Michael Pettis is a professor at Peking University's Guanghua School of Management, where he specializes in Chinese financial markets.  He has also taught, from 2002 to 2004, at Tsinghua University’s School of Economics and Management and, from 1992 to 2001, at Columbia University’s Graduate School of Business.   He is a member of the board of directors of ABC-CA Fund Management Co., a Sino-French joint venture based in Shanghai.

 

Pettis has worked on Wall Street in trading, capital markets, and corporate finance since 1987, when he joined the Sovereign Debt trading team at Manufacturers Hanover (now JP Morgan).

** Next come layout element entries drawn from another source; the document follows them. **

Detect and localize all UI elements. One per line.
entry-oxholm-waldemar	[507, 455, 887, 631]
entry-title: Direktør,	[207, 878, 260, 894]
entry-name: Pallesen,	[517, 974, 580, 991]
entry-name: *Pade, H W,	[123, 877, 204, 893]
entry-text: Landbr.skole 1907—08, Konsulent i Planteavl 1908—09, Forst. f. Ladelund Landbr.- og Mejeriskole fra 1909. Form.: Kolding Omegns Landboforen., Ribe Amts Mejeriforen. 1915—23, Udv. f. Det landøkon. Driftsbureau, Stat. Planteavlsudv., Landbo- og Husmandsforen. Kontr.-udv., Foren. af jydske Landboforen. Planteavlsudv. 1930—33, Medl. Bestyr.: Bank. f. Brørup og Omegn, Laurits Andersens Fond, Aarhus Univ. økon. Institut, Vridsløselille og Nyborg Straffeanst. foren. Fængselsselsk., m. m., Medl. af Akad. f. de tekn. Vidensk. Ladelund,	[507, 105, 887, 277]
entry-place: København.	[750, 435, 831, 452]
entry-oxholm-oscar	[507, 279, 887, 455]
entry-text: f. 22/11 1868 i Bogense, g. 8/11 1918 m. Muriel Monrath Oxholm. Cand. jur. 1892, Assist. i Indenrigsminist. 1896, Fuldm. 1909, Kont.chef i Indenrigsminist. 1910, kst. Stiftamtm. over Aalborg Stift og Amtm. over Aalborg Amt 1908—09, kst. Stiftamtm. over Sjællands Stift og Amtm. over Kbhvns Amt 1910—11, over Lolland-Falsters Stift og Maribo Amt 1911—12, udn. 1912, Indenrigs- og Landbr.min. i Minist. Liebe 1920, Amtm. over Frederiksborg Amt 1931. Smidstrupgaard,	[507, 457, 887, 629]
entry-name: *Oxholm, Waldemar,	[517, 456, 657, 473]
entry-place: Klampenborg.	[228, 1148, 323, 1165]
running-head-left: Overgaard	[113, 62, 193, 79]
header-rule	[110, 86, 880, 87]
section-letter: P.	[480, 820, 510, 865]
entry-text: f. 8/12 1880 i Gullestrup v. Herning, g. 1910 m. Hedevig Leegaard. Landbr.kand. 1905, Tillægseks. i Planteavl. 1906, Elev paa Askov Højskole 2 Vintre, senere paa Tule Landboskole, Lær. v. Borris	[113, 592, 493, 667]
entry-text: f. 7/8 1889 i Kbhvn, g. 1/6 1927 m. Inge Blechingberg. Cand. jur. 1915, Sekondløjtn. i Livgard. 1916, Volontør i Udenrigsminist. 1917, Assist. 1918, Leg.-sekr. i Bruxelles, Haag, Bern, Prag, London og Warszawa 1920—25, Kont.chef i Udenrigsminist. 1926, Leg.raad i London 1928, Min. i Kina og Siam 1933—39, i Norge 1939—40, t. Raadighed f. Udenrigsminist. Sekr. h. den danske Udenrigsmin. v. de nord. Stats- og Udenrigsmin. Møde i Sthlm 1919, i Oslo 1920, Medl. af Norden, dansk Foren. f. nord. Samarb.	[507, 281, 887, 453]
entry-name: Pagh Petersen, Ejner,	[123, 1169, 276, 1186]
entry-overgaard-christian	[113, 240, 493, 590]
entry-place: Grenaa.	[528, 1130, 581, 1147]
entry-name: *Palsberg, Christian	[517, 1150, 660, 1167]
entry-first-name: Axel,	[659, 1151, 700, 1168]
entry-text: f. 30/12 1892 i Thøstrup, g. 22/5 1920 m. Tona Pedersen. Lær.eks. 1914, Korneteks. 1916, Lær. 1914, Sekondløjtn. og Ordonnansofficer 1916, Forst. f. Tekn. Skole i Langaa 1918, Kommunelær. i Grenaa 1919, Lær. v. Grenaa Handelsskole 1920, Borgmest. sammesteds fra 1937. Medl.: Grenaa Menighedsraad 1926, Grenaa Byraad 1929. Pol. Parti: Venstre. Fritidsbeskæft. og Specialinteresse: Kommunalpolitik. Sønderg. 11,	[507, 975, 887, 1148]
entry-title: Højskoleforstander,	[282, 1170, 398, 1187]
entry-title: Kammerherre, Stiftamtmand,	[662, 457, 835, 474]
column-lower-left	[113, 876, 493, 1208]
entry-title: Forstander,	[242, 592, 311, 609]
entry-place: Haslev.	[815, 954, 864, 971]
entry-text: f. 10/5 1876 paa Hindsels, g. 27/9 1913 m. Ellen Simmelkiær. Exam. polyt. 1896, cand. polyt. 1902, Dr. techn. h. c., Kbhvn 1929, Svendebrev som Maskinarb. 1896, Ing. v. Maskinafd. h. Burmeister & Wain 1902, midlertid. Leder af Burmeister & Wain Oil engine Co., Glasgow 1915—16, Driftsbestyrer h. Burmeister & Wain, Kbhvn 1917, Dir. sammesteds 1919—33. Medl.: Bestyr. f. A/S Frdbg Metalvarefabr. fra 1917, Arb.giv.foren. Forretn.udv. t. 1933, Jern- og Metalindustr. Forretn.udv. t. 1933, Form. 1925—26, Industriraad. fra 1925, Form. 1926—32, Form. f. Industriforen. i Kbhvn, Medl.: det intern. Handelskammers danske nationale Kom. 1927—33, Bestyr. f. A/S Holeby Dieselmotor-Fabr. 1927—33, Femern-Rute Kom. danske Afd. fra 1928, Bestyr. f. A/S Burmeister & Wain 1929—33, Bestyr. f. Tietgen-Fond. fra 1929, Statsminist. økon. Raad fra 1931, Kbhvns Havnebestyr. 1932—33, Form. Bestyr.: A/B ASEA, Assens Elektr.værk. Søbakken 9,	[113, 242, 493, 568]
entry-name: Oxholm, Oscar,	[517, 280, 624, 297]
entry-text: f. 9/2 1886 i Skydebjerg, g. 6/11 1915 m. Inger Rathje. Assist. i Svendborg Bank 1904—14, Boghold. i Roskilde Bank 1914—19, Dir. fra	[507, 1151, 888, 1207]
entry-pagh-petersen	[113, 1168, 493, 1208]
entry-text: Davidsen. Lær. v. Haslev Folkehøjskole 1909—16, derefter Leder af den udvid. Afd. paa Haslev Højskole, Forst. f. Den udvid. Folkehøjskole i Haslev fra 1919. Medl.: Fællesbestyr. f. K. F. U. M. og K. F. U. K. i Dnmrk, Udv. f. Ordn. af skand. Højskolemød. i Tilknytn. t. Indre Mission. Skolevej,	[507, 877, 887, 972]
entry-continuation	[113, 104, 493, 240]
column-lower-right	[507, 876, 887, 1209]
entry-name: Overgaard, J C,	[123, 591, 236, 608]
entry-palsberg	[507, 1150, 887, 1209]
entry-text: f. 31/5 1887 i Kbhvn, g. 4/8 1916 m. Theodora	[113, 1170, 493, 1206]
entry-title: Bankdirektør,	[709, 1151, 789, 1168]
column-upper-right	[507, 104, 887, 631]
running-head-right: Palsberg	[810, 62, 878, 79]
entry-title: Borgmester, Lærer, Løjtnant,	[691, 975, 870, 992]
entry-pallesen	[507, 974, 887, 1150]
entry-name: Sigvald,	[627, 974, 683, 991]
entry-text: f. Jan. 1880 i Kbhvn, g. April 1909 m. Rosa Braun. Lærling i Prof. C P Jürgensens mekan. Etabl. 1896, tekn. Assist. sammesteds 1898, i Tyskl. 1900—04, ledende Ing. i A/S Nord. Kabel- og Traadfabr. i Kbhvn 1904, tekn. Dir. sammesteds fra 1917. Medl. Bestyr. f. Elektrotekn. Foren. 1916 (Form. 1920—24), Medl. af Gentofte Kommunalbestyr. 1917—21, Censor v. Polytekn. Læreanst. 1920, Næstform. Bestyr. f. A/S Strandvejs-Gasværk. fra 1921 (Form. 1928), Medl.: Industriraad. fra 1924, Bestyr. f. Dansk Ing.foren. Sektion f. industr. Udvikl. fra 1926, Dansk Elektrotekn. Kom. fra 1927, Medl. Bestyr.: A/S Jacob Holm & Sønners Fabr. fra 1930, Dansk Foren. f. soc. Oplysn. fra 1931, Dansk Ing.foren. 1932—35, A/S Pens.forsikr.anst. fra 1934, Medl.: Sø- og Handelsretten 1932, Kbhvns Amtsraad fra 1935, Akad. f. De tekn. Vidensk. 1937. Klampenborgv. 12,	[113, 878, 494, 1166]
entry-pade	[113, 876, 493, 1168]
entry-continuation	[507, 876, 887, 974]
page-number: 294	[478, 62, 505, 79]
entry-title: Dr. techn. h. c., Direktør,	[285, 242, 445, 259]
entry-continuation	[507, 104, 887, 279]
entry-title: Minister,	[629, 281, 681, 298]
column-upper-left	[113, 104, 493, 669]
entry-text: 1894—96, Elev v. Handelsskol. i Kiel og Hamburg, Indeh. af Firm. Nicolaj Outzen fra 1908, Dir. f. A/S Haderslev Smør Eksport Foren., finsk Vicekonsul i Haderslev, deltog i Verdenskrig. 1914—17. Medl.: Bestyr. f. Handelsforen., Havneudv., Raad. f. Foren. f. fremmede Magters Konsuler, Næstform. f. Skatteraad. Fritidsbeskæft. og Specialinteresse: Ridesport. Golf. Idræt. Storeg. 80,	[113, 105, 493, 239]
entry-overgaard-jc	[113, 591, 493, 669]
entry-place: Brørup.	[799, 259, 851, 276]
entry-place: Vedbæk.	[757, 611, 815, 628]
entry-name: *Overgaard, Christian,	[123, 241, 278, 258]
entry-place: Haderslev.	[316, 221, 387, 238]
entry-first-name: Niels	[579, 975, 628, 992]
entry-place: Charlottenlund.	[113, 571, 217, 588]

Most recently, from 1996 to 2001, Pettis worked at Bear Stearns, where he was Managing Director-Principal heading the Latin American Capital Markets and the Liability Management groups. He has also worked as a partner in a merchant banking boutique that specialized in securitizing Latin American assets and at Credit Suisse First Boston, where he headed the emerging markets trading team. Besides trading and capital markets, Pettis has been involved in sovereign advisory work, including for the Mexican government on the privatization of its banking system, the Republic of Macedonia on the restructuring of its international bank debt, and the South Korean Ministry of Finance on the restructuring of the country’s commercial bank debt.

 

Pettis is a member of the Institute of Latin American Studies Advisory Board at Columbia University as well as the Dean’s Advisory Board at the School of Public and International Affairs.  He is the author of several books, including The Volatility Machine: Emerging Economies and the Threat of Financial Collapse (Oxford University Press, 2001).  He received an MBA in Finance in 1984 and an MIA in Development Economics in 1981, both from Columbia University.